Italian dessert - Delicious Panforte Margherita

Panforte Margherita it's traditional Italian dessert with roots dating back to the Middle Ages. Initially, it an Italian cake prepared exclusively for Christmas, today it is a popular delicacy available all year round, especially in Tuscany. Rich in dried fruit, honey and aromatic spices, it is not only easy to prepare, but also perfect as a Christmas dessert or a sweet addition to coffee.

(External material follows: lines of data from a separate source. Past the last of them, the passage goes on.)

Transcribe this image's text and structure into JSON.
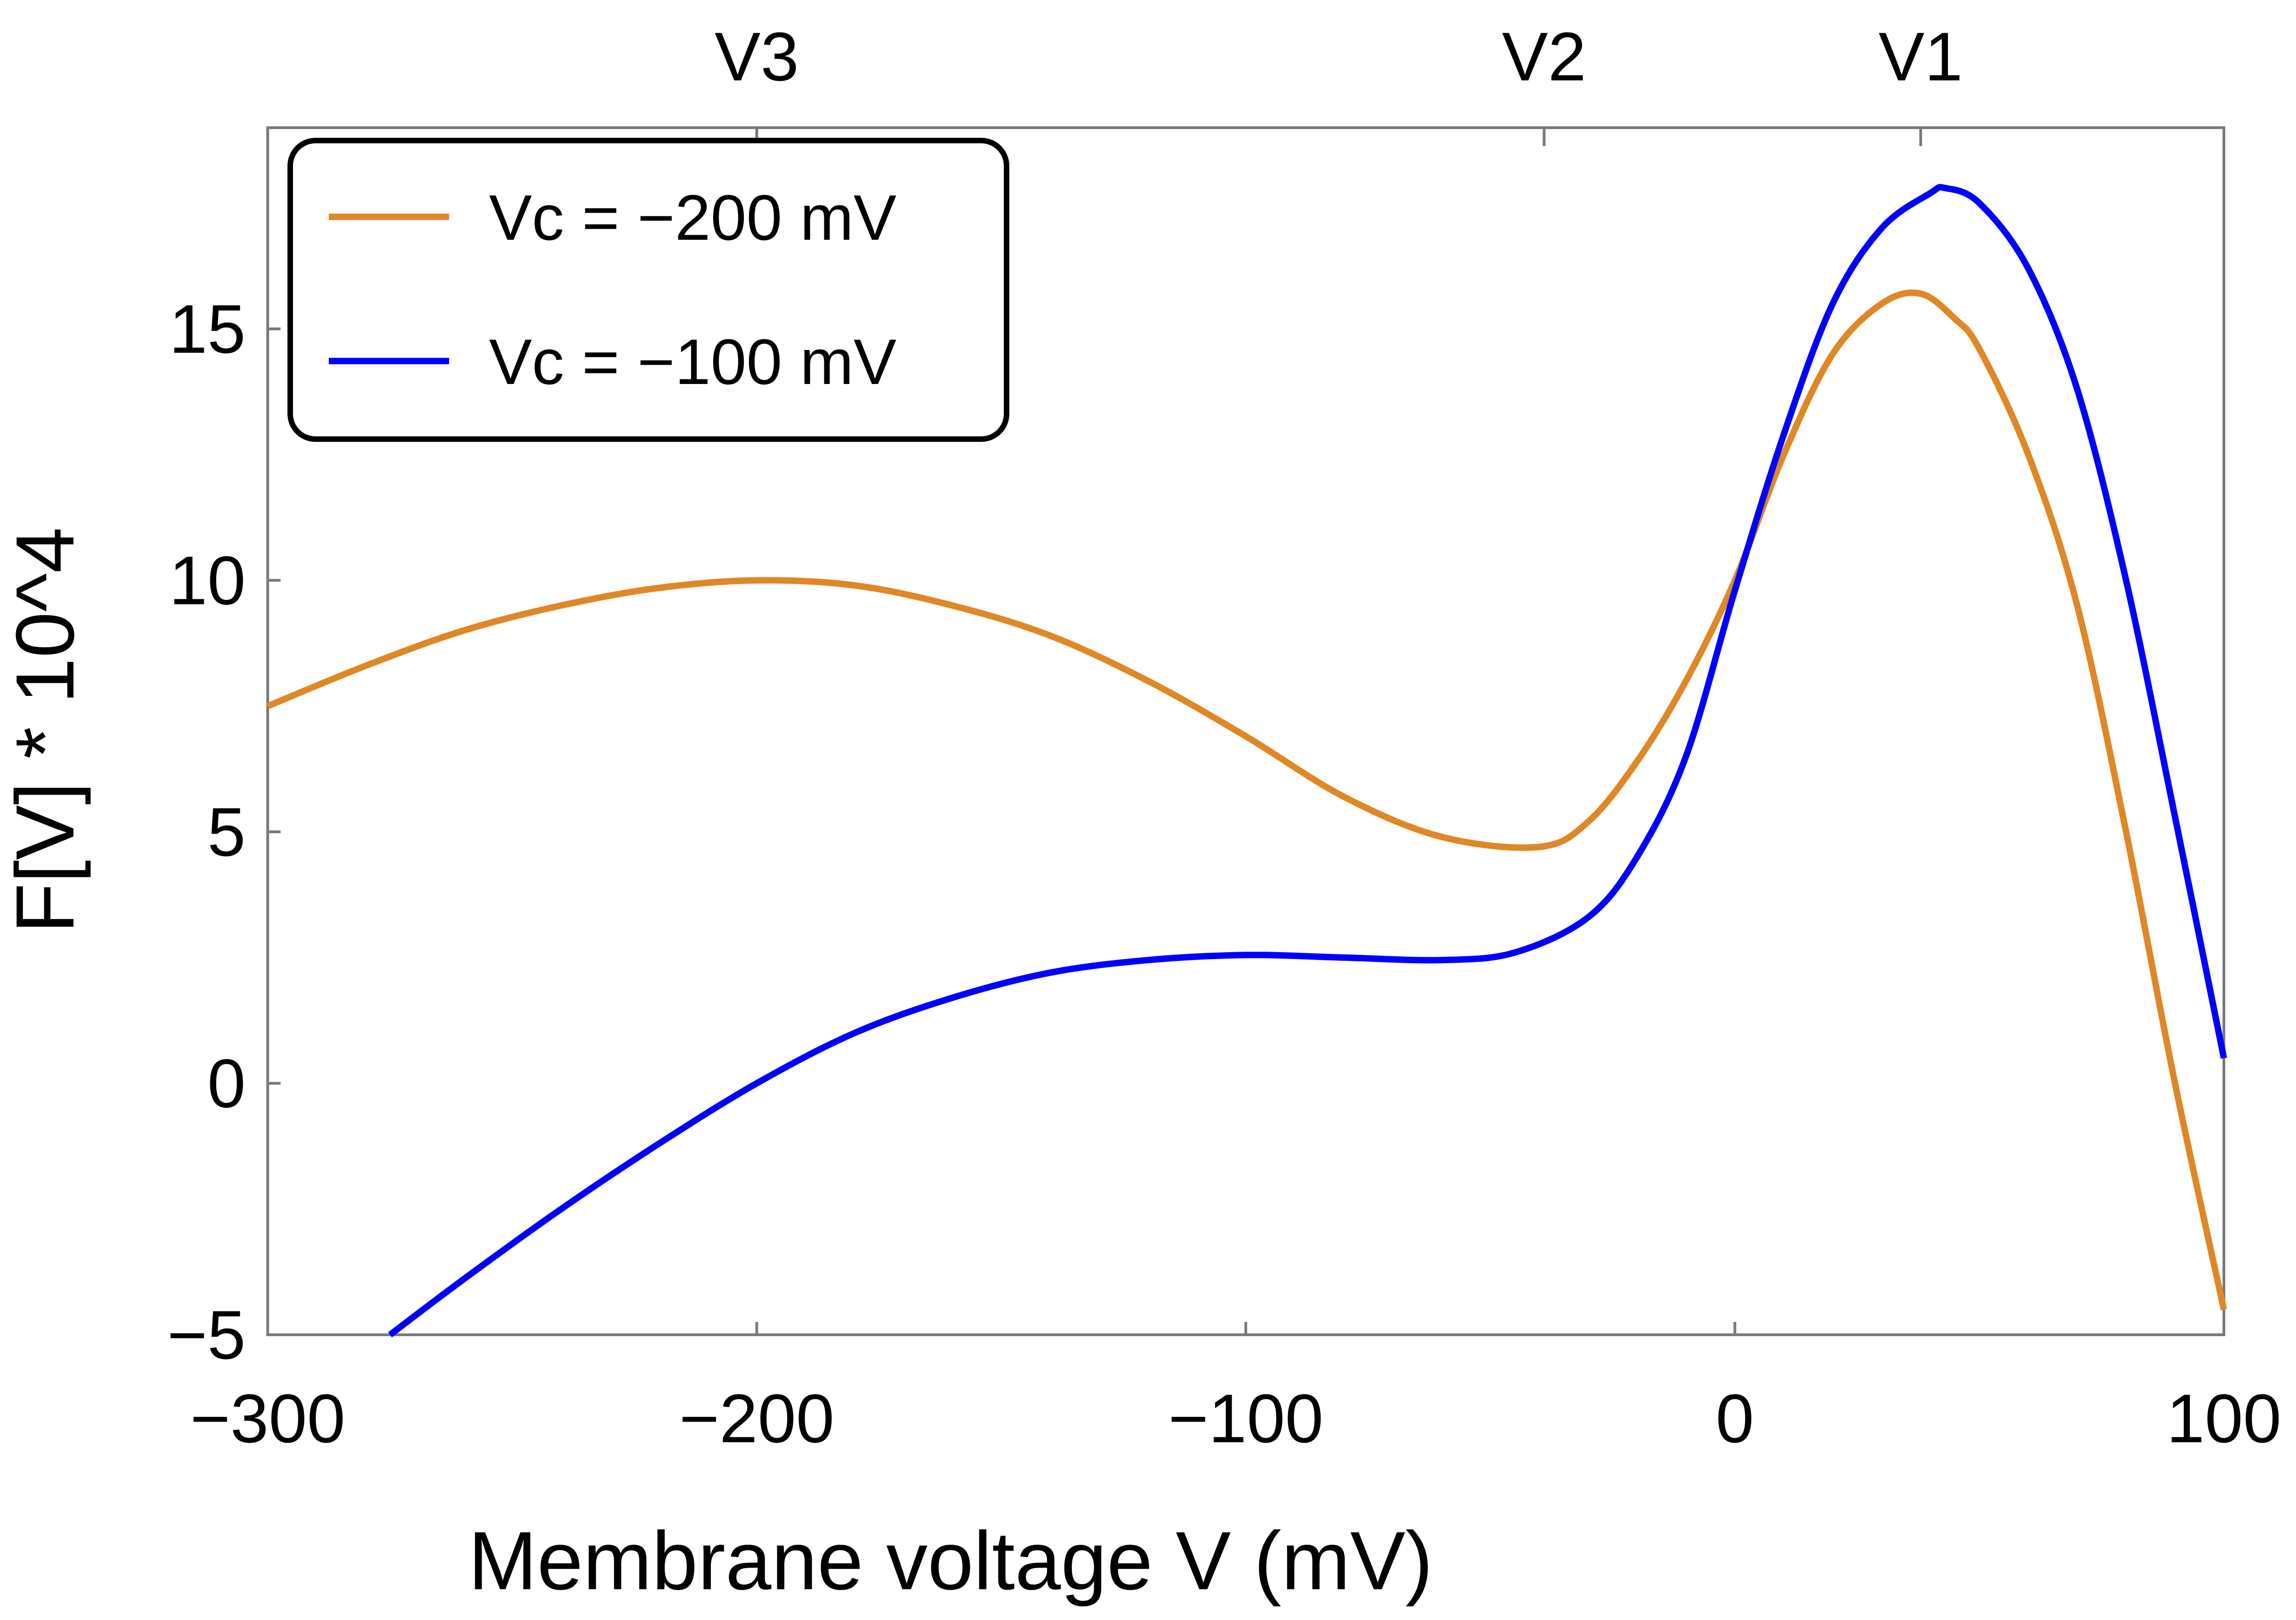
{
  "chart_data": {
    "type": "line",
    "title": "",
    "xlabel": "Membrane voltage V (mV)",
    "ylabel": "F[V] * 10^4",
    "xlim": [
      -300,
      100
    ],
    "ylim": [
      -5,
      19
    ],
    "xticks": [
      -300,
      -200,
      -100,
      0,
      100
    ],
    "xtick_labels": [
      "−300",
      "−200",
      "−100",
      "0",
      "100"
    ],
    "yticks": [
      -5,
      0,
      5,
      10,
      15
    ],
    "ytick_labels": [
      "−5",
      "0",
      "5",
      "10",
      "15"
    ],
    "top_ticks": [
      -200,
      -39,
      38
    ],
    "top_tick_labels": [
      "V3",
      "V2",
      "V1"
    ],
    "grid": false,
    "legend_position": "top-left",
    "series": [
      {
        "name": "Vc = −200 mV",
        "color": "#E08726",
        "x": [
          -300,
          -280,
          -260,
          -240,
          -220,
          -200,
          -180,
          -160,
          -140,
          -120,
          -100,
          -80,
          -60,
          -40,
          -30,
          -20,
          -10,
          0,
          10,
          20,
          30,
          38,
          45,
          50,
          60,
          70,
          80,
          90,
          100
        ],
        "y": [
          7.5,
          8.3,
          9.0,
          9.5,
          9.85,
          10.0,
          9.9,
          9.5,
          8.9,
          8.0,
          6.9,
          5.7,
          4.9,
          4.7,
          5.2,
          6.4,
          8.0,
          10.0,
          12.5,
          14.5,
          15.5,
          15.7,
          15.2,
          14.6,
          12.5,
          9.5,
          5.0,
          0.0,
          -4.5
        ]
      },
      {
        "name": "Vc = −100 mV",
        "color": "#0000FF",
        "x": [
          -275,
          -260,
          -240,
          -220,
          -200,
          -180,
          -160,
          -140,
          -120,
          -100,
          -80,
          -60,
          -45,
          -30,
          -20,
          -10,
          0,
          10,
          20,
          30,
          40,
          43,
          50,
          60,
          70,
          80,
          90,
          100
        ],
        "y": [
          -5.0,
          -3.9,
          -2.5,
          -1.2,
          0.0,
          1.0,
          1.7,
          2.2,
          2.45,
          2.55,
          2.5,
          2.45,
          2.6,
          3.3,
          4.5,
          6.5,
          9.8,
          12.9,
          15.5,
          17.0,
          17.7,
          17.8,
          17.5,
          16.2,
          13.8,
          10.0,
          5.3,
          0.5
        ]
      }
    ]
  }
}
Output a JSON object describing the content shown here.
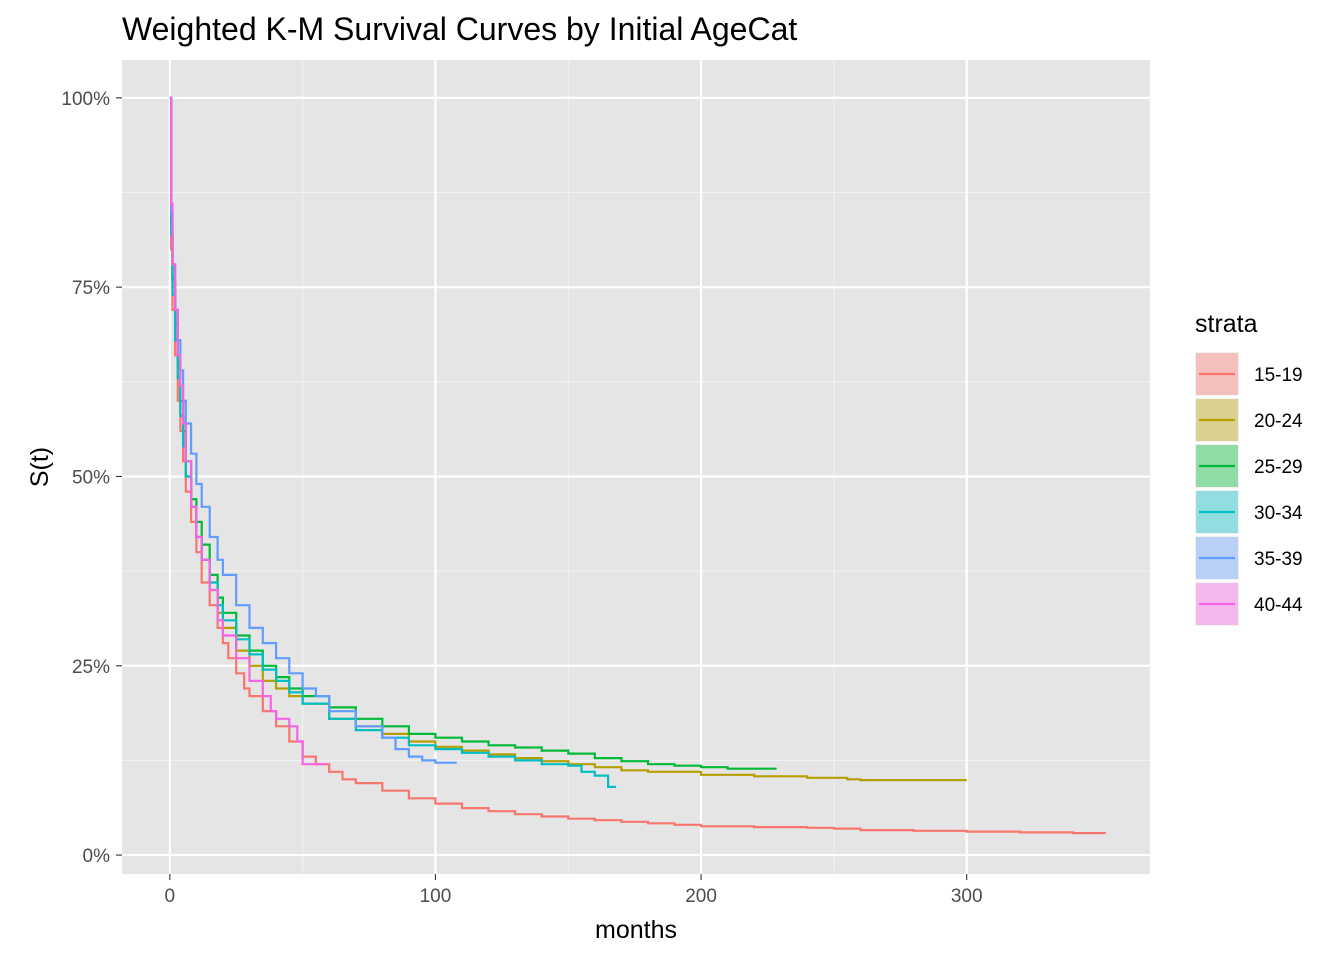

Recipe for Italian dessert - Panforte Margherita
Ingredients
Ingredients for panforte dough
- 150 g powdered sugar
- 150 g honey
- 150 g flour
- 300 g whole almonds
- 50 ml amaretto liqueur
- 100 g candied orange peel
- 1/3 teaspoon cardamom
- 1/2 teaspoon ground nutmeg
- 1/2 teaspoon ground cloves
- 1/2 teaspoon ginger powder
- 1/2 teaspoon cinnamon
Decoration ingredients
- 1/4 cup powdered sugar
Instructions
Preparation of the dough
In a large bowl, combine flour, ground cloves, nutmeg, ground ginger, ground cardamom. Add almonds, candied orange peel and lemon peel. Mix thoroughly to distribute ingredients evenly.
In a saucepan, heat honey, sugar, and amaretto liqueur over low heat. Stir until combined. Boil syrup until bubbling and foaming.
Pour the hot honey syrup into the bowl with the dry ingredients. Quickly mix with a wooden spoon or spatula until all the ingredients are well combined. The mixture will be thick and sticky.
Line the bottom of the cake tin (diameter about 20 cm) with baking paper, grease the sides with butter and sprinkle with flour. Transfer the mixture to the tin, spreading it evenly and pressing it down to make it smooth. Use a metal spoon dipped in cold water every now and then to smooth the top of the cake.
Preheat oven to 150°C. Bake for 35 minutes. Panforte Margherita should be firm but not hard when baked.
Cake decoration
After removing from the oven, let the cake cool in the tin. Then remove and generously sprinkle the top and sides of the cake with powdered sugar.